Implementation Notes¶
Logging is buffered; call-level helpers flush automatically at batch boundaries.
Figures are explicitly closed via
close_all_axes_and_clearto control memory use.The module is intentionally stateless apart from in-memory log and progress batching.
- A temporary SIGINT handler is installed (and restored) when
install_signal_handlers=True. Disable this in notebooks / embedded shells if global handler changes cause side-effects.

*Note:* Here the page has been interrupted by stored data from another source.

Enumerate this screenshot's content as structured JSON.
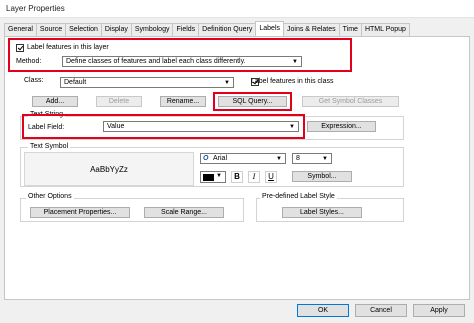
{
  "window": {
    "title": "Layer Properties"
  },
  "tabs": [
    "General",
    "Source",
    "Selection",
    "Display",
    "Symbology",
    "Fields",
    "Definition Query",
    "Labels",
    "Joins & Relates",
    "Time",
    "HTML Popup"
  ],
  "active_tab": "Labels",
  "label_features_in_layer": "Label features in this layer",
  "method": {
    "label": "Method:",
    "value": "Define classes of features and label each class differently."
  },
  "class_row": {
    "label": "Class:",
    "value": "Default",
    "label_features_in_class": "Label features in this class"
  },
  "buttons": {
    "add": "Add...",
    "delete": "Delete",
    "rename": "Rename...",
    "sql_query": "SQL Query...",
    "get_symbol_classes": "Get Symbol Classes",
    "expression": "Expression...",
    "symbol": "Symbol...",
    "placement_properties": "Placement Properties...",
    "scale_range": "Scale Range...",
    "label_styles": "Label Styles...",
    "ok": "OK",
    "cancel": "Cancel",
    "apply": "Apply"
  },
  "text_string": {
    "title": "Text String",
    "label_field_label": "Label Field:",
    "label_field_value": "Value"
  },
  "text_symbol": {
    "title": "Text Symbol",
    "preview": "AaBbYyZz",
    "font": "Arial",
    "size": "8",
    "bold": "B",
    "italic": "I",
    "underline": "U",
    "color": "#000000"
  },
  "other_options": {
    "title": "Other Options"
  },
  "predefined_style": {
    "title": "Pre-defined Label Style"
  },
  "highlight_color": "#e3001b"
}
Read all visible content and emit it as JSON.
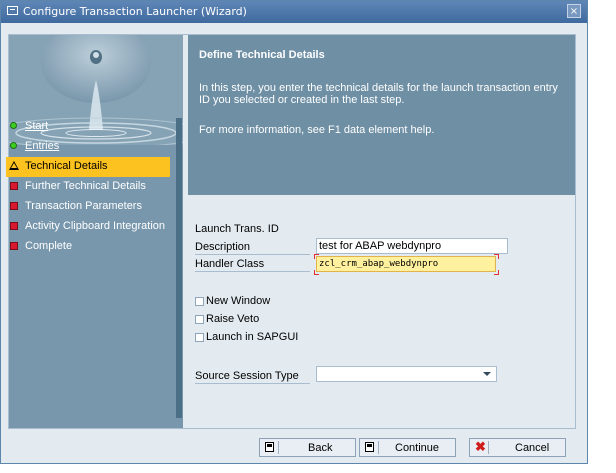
{
  "window": {
    "title": "Configure Transaction Launcher (Wizard)",
    "close_symbol": "×"
  },
  "nav": {
    "items": [
      {
        "label": "Start",
        "icon": "green-dot-icon",
        "state": "done"
      },
      {
        "label": "Entries",
        "icon": "green-dot-icon",
        "state": "done"
      },
      {
        "label": "Technical Details",
        "icon": "warning-triangle-icon",
        "state": "current"
      },
      {
        "label": "Further Technical Details",
        "icon": "red-square-icon",
        "state": "pending"
      },
      {
        "label": "Transaction Parameters",
        "icon": "red-square-icon",
        "state": "pending"
      },
      {
        "label": "Activity Clipboard Integration",
        "icon": "red-square-icon",
        "state": "pending"
      },
      {
        "label": "Complete",
        "icon": "red-square-icon",
        "state": "pending"
      }
    ]
  },
  "info": {
    "title": "Define Technical Details",
    "text": "In this step, you enter the technical details for the launch transaction entry ID you selected or created in the last step.",
    "help": "For more information, see F1 data element help."
  },
  "form": {
    "launch_id_label": "Launch Trans. ID",
    "description_label": "Description",
    "description_value": "test for ABAP webdynpro",
    "handler_label": "Handler Class",
    "handler_value": "zcl_crm_abap_webdynpro",
    "new_window_label": "New Window",
    "raise_veto_label": "Raise Veto",
    "launch_sapgui_label": "Launch in SAPGUI",
    "source_session_label": "Source Session Type",
    "source_session_value": ""
  },
  "buttons": {
    "back": "Back",
    "continue": "Continue",
    "cancel": "Cancel"
  },
  "colors": {
    "titlebar": "#4a74a6",
    "active_nav": "#fcc21f",
    "info_panel": "#6e8fa4",
    "nav_panel": "#7897ac"
  }
}
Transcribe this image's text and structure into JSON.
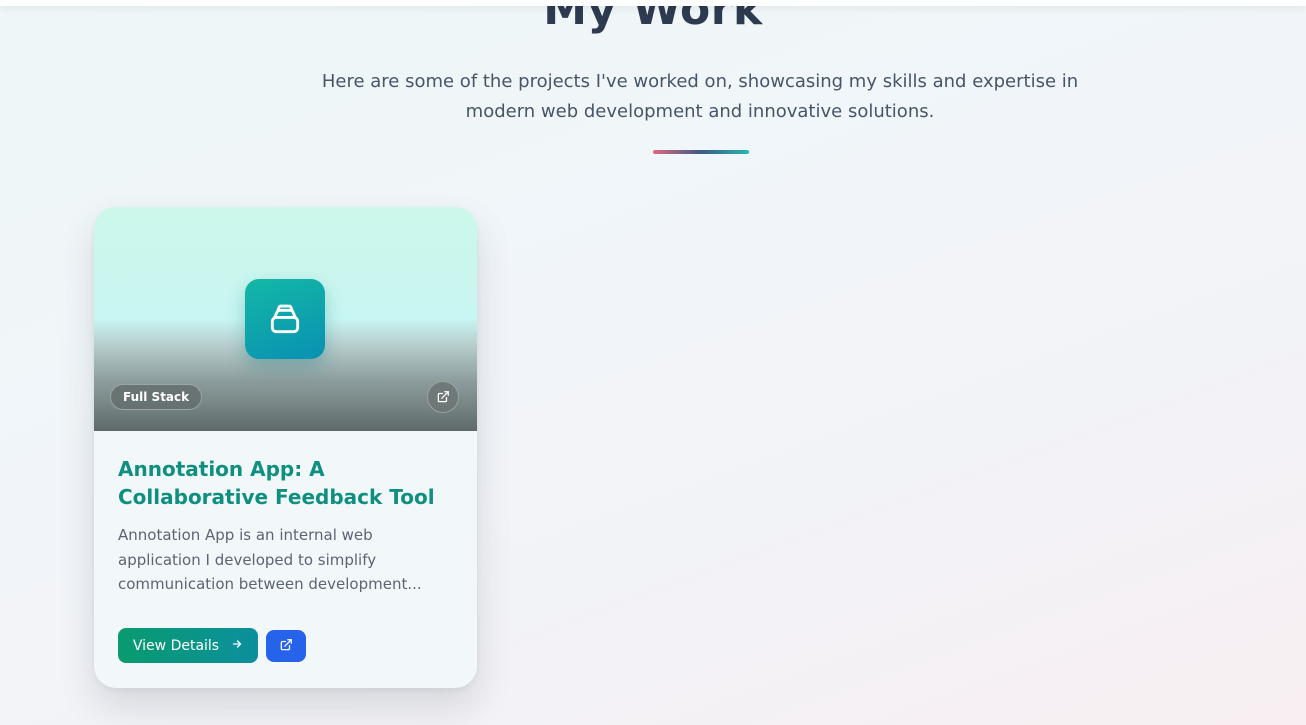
{
  "header": {
    "title": "My Work",
    "subtitle": "Here are some of the projects I've worked on, showcasing my skills and expertise in modern web development and innovative solutions."
  },
  "colors": {
    "accent_gradient": [
      "#e2677f",
      "#3d5b86",
      "#22b8b0"
    ],
    "title": "#2d3a4f",
    "card_title": "#0f8f7f",
    "primary_button": "#0a9b6e",
    "secondary_button": "#2563eb"
  },
  "projects": [
    {
      "icon": "inbox-stack-icon",
      "category": "Full Stack",
      "title": "Annotation App: A Collaborative Feedback Tool",
      "description": "Annotation App is an internal web application I developed to simplify communication between development...",
      "view_details_label": "View Details",
      "view_details_icon": "arrow-right-icon",
      "external_icon": "external-link-icon"
    }
  ]
}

- A temporary SIGINT handler is installed (and restored) when
Axis Label Defaults¶
Unless overridden per dataset row, the following label defaults are applied:
Y-axis:
Energy (eV)Colorbar (Z):
Counts
Provide y_label / z_label keys in each dataset dict to customize units
or semantics (e.g., 'Differential Flux (eV cm^-2 s^-1 sr^-1)'). Global
changes can be introduced at the dataset construction layer to keep the batch
orchestration code data-agnostic.
See Also¶
Batching and Buffered Logging for shared batching semantics.
FAST-specific orchestration:
FAST_plot_spectrograms_directoryin the mission module.